Выбрать главу

Ныне возвращаюсь лет на тридцать назад, взираю сверху на стадо еретиков. И вижу себя.

Тощий человек со смуглым обветренным лицом сидит на земле, привалившись спиной к неотесанным столбам, длинные, стройные ноги его скованы у щиколотки тонкой цепью. Кисти длинных сильных рук, безвольно вытянутых вдоль бедер, тоже скованы. Из-под нависших бровей светятся черные, с прищуром глаза. Никогда бы не подумал, что этому, молодому на вид человеку, уже тридцать пять лет. Это был я.

Кем доводился мне этот человек? Сыном, отцом, дальней родней? Разве изувеченные мои ноги, вывихнутые руки, невидящий глаз имеют к нему какое-то отношение? Да, во мне живут его воспоминания. Но кто был он? И кто я?

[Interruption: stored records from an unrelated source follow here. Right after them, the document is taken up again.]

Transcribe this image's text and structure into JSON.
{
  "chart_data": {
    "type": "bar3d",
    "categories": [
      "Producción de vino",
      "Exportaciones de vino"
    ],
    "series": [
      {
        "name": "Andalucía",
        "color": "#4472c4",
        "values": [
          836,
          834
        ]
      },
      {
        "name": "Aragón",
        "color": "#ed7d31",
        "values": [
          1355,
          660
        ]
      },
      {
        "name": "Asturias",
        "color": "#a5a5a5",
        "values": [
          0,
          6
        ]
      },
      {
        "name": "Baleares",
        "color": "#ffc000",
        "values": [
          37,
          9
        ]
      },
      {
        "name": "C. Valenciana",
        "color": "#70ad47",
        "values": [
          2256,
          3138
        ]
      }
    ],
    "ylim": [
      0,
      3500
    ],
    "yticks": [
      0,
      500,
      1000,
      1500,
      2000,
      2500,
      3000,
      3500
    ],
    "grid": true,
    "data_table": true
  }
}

Доминиканец звал меня Анри, для богомилов я был Бояном из Земена. Там, в этой преисподней, я понял и признался себе в том, что в моем теле живут два человека — и Анри де Вентадорн, и Боян из Земена.

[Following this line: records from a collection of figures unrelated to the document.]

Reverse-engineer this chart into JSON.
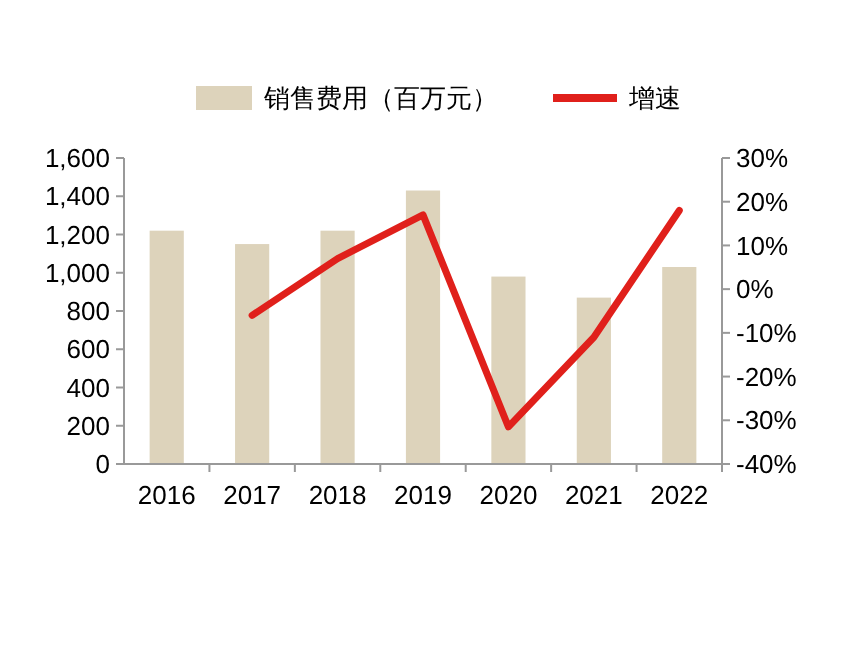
{
  "chart_data": {
    "type": "bar",
    "categories": [
      "2016",
      "2017",
      "2018",
      "2019",
      "2020",
      "2021",
      "2022"
    ],
    "series": [
      {
        "name": "销售费用（百万元）",
        "color": "#ddd3bb",
        "values": [
          1220,
          1150,
          1220,
          1430,
          980,
          870,
          1030
        ]
      },
      {
        "name": "增速",
        "type": "line",
        "axis": "y2",
        "color": "#e0201b",
        "values": [
          null,
          -6,
          7,
          17,
          -31.5,
          -11,
          18
        ]
      }
    ],
    "ylim": [
      0,
      1600
    ],
    "yticks": [
      0,
      200,
      400,
      600,
      800,
      {
        "value": 1000,
        "label": "1,000"
      },
      {
        "value": 1200,
        "label": "1,200"
      },
      {
        "value": 1400,
        "label": "1,400"
      },
      {
        "value": 1600,
        "label": "1,600"
      }
    ],
    "y2lim": [
      -40,
      30
    ],
    "y2ticks": [
      {
        "value": -40,
        "label": "-40%"
      },
      {
        "value": -30,
        "label": "-30%"
      },
      {
        "value": -20,
        "label": "-20%"
      },
      {
        "value": -10,
        "label": "-10%"
      },
      {
        "value": 0,
        "label": "0%"
      },
      {
        "value": 10,
        "label": "10%"
      },
      {
        "value": 20,
        "label": "20%"
      },
      {
        "value": 30,
        "label": "30%"
      }
    ],
    "legend": "top",
    "grid": false
  }
}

Каков был естественный порядок вещей, как сложилась бы моя жизнь, следуй она человеческим и Божьим законам? Боян должен был бы нести Тайную книгу, а Анри — гнаться за ним и настичь. Чтобы в единоборстве решилось, кто станет владеть Книгою. А я, Анри, впустил Бояна в душу свою — нет, это он прыгнул в меня — как тогда прыгнул в море раскаленных углей. И теперь Анри с Бояном соседствуют в едином теле. Не так уж легко было признать это, но судьба предоставила мне для размышлений достаточно много дней и ночей. Боян бросил вызов Анри. Проник в те глубины его сознания, где пребывали не ущемленными достоинство и честь рыцаря. «Тебе не суметь», — сказал Боян. И у Анри — той частицы меня, какая оставалась от Анри, достало дерзости и безумия сказать: «Сумею!» Зачем? Господь милосердный! Зачем не отвернулся я от него? Не сумел.

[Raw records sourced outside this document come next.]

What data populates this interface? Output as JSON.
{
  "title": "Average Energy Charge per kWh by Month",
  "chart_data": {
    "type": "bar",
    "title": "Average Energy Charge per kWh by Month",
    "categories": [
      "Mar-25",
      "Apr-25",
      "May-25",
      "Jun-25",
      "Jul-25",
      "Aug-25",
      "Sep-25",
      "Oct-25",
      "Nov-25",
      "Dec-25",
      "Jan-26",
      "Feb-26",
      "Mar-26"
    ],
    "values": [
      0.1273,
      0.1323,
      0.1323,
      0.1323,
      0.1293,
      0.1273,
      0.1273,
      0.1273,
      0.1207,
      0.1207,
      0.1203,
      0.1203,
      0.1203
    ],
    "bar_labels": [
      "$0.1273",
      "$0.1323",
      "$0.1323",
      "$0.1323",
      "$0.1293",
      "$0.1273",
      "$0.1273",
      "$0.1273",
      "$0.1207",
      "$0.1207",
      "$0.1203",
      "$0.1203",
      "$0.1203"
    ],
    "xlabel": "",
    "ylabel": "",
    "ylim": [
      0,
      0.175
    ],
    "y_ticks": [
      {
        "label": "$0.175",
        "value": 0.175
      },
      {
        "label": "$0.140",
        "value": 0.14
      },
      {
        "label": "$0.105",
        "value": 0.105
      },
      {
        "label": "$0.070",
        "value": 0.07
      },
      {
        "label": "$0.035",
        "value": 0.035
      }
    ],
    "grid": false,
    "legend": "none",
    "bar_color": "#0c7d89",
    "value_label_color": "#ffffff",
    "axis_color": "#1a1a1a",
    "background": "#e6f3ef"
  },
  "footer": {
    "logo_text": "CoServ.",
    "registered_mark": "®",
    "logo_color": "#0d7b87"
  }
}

Но что, в сущности, мог и что должен был я суметь? Боян не назвал условий нашего поединка — и это было страшней всего. Не сказал, сразимся ли мы спешенными или верхом, мечами или секирами. О каждом своем намерении и поступке приходилось вопрошать безгласные глаза моего двойника и ждать от него одобрения или презрения.

Разве нельзя было легко и просто сказать Ладе, Ясену и Владу: «Я не Боян, я Анри»? Открылся ведь я Пэйру? Но я не мог. Сперва Анри защищался и обманывал себя, утверждая, что остается с богомилами потому, что те помогут ему доставить Книгу в Рим. А позже признался себе, что Боян неспособен бросить своих спутников.

Тем не менее, Анри не был повержен. Он впустил Бояна в свой разум и сердце и сказал ему: «Я обещал привезти Книгу папе римскому». Боян безмолвствовал. Слава Богу, мы оба были согласны, что прежде всего Книгу надо спасти из пиратского плена.

В загоне для пленников я казался себе коконом, в котором спит и зреет новое, диковинное существо. Сюда доползла гусеница Анри де Вентадорна, а из кокона должна была вылететь бабочка — нет, две бабочки: Анри и Боян. Библейский царь Давид спел в псалме своем: «Ибо ты создал меня, принял меня от лона матери моей. Прославляю Тебя, ибо Ты грозен и дивен, чудны дела Твои и ведомо это душе моей». Ныне Бог иль дьявол тайно сотворяли в коконе зародыш нового Анри — Бояна.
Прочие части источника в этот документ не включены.